You can use the ~~ in the meta-syntax to make a recursive callback into the current pattern or just a part of it. For example, you can match balanced parenthesis with the simple regex:

say "(()())" ~~ /'(' <~~>* ')'/;    # 「(()())」
say "(()()"  ~~ /'(' <~~>* ')'/;    # 「()」

Try it online!

Unfortunately, matching via a captured subrule (like ~~0) is not yet implemented.

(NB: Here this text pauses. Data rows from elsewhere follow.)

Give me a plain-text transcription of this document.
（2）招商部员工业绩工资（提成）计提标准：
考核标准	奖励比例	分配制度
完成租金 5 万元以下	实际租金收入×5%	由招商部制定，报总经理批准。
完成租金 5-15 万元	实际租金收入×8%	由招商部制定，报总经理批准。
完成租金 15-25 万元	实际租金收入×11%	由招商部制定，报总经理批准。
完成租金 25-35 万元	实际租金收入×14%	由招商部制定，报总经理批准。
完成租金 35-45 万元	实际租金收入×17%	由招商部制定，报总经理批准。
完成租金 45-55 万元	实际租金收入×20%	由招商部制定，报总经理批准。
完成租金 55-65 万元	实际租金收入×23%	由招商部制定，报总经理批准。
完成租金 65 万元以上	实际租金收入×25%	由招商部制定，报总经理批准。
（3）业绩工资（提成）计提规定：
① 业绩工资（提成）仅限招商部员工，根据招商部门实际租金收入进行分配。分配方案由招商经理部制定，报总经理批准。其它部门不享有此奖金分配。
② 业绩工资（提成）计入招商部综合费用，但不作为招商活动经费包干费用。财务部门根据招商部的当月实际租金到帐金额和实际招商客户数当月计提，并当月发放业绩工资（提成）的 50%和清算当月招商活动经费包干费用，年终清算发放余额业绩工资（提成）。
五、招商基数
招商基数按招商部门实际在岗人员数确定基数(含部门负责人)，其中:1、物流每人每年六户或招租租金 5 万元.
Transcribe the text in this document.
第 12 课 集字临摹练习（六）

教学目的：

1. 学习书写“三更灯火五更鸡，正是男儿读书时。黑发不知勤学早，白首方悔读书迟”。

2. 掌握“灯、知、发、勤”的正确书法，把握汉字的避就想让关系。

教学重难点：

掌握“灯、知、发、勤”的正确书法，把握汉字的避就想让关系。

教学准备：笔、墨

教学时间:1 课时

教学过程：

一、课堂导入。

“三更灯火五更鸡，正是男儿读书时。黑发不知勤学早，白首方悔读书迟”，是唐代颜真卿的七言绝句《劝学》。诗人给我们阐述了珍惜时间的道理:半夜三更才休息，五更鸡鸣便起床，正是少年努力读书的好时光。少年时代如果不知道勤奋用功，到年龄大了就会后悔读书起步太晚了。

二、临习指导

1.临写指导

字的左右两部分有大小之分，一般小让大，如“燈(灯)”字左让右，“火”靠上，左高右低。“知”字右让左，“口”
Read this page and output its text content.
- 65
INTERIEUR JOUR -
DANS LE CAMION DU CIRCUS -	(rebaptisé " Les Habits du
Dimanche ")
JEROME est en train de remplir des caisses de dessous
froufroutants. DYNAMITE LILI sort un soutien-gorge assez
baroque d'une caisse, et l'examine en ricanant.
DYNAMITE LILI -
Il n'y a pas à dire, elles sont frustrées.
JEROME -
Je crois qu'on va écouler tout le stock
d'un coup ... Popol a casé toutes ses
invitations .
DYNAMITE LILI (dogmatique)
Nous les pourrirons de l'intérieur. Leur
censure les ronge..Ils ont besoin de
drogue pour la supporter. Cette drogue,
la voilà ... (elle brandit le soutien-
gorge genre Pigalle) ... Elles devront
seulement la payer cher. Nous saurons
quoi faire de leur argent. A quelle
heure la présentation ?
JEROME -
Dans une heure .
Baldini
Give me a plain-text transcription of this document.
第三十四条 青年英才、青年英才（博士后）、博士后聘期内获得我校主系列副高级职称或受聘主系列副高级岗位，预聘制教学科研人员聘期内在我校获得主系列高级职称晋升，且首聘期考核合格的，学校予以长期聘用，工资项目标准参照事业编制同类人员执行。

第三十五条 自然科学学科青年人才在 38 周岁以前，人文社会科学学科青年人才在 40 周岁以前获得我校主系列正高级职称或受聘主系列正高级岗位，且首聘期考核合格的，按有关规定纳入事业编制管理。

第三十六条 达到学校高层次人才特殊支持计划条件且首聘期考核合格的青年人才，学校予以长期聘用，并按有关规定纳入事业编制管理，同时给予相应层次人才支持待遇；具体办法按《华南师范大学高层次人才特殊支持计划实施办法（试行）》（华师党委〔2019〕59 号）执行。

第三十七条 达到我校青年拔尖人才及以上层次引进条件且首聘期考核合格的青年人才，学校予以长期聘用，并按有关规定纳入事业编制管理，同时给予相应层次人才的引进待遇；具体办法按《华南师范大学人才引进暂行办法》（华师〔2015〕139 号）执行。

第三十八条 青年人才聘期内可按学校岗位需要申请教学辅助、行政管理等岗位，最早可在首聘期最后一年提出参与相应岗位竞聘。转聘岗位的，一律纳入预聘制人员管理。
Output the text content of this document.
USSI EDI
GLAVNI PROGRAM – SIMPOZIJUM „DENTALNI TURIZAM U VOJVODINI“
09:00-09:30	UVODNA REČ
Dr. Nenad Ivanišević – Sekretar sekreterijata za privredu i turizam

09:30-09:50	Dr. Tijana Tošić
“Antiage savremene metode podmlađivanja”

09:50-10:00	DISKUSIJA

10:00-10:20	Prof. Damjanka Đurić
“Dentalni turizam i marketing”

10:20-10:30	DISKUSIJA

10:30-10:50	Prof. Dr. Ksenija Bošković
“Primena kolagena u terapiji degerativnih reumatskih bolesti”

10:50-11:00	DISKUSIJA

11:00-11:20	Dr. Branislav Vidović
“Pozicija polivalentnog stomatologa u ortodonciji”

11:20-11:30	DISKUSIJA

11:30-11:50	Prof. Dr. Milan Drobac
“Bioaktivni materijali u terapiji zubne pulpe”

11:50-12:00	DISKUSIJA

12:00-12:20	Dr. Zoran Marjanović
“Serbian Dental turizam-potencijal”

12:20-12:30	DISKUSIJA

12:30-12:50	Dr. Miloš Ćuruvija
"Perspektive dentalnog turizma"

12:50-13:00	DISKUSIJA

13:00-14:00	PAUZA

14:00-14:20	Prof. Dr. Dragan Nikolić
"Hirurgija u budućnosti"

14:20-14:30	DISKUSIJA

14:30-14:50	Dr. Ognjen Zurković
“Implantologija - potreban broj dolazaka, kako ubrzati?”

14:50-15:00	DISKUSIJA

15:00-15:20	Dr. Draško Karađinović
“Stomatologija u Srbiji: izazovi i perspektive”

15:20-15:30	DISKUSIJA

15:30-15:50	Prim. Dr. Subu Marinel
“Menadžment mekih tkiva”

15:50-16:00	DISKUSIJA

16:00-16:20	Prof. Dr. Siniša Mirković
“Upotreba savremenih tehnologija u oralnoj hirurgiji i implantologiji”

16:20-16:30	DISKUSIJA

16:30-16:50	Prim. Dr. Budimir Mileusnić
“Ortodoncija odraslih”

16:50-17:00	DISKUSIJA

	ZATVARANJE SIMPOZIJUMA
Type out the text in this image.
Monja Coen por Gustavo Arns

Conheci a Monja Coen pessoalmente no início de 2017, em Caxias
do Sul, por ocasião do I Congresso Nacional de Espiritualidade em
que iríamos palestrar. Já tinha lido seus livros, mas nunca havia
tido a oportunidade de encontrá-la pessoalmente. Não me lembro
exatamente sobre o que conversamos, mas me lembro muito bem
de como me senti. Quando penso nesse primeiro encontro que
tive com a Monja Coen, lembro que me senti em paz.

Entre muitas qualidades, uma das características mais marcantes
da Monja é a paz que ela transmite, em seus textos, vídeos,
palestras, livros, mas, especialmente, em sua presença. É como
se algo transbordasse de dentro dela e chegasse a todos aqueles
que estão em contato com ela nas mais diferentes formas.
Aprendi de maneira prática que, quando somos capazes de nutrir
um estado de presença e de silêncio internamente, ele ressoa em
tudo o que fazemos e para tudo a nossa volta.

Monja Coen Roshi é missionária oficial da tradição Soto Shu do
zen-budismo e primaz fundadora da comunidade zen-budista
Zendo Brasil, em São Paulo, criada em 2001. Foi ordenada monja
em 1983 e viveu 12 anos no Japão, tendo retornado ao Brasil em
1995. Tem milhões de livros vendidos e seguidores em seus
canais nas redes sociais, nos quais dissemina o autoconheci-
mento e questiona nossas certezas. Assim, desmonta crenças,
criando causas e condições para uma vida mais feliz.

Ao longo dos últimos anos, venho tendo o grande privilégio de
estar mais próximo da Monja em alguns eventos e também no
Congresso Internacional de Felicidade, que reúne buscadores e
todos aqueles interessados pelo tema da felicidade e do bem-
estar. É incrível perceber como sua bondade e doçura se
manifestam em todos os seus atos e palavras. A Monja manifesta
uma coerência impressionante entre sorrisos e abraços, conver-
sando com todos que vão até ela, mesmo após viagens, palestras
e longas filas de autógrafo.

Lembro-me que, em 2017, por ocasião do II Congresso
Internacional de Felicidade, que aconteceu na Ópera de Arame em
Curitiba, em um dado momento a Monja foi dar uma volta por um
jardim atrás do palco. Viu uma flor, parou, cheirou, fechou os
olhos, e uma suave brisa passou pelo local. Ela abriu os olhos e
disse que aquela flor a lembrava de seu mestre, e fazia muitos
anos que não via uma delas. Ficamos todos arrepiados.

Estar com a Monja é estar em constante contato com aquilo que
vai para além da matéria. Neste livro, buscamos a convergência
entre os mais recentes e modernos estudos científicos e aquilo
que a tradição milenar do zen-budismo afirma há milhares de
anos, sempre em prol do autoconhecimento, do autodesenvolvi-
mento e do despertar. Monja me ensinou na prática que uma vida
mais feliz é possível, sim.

You need to make explicit that you're calling a my-scoped regex:

my regex paren {
    '(' ~ ')' <&paren>*
}

Notice the & that has been added. With that:

say "(()())" ~~ /^<&paren>$/    # 「(()())」
say "(()()" ~~ /^<&paren>$/     # Nil

While it's true that you can sometimes get away without explicitly writing the &, and indeed could when using it:

say "(()())" ~~ /^<paren>$/    # 「(()())」
say "(()()" ~~ /^<paren>$/     # Nil

This only works because the compiler spots there is a regex defined in the lexical scope with the name paren so compiles the <paren> syntax into that. With the recursive case, the declaration isn't installed until after the regex is parsed, so one needs to be explicit.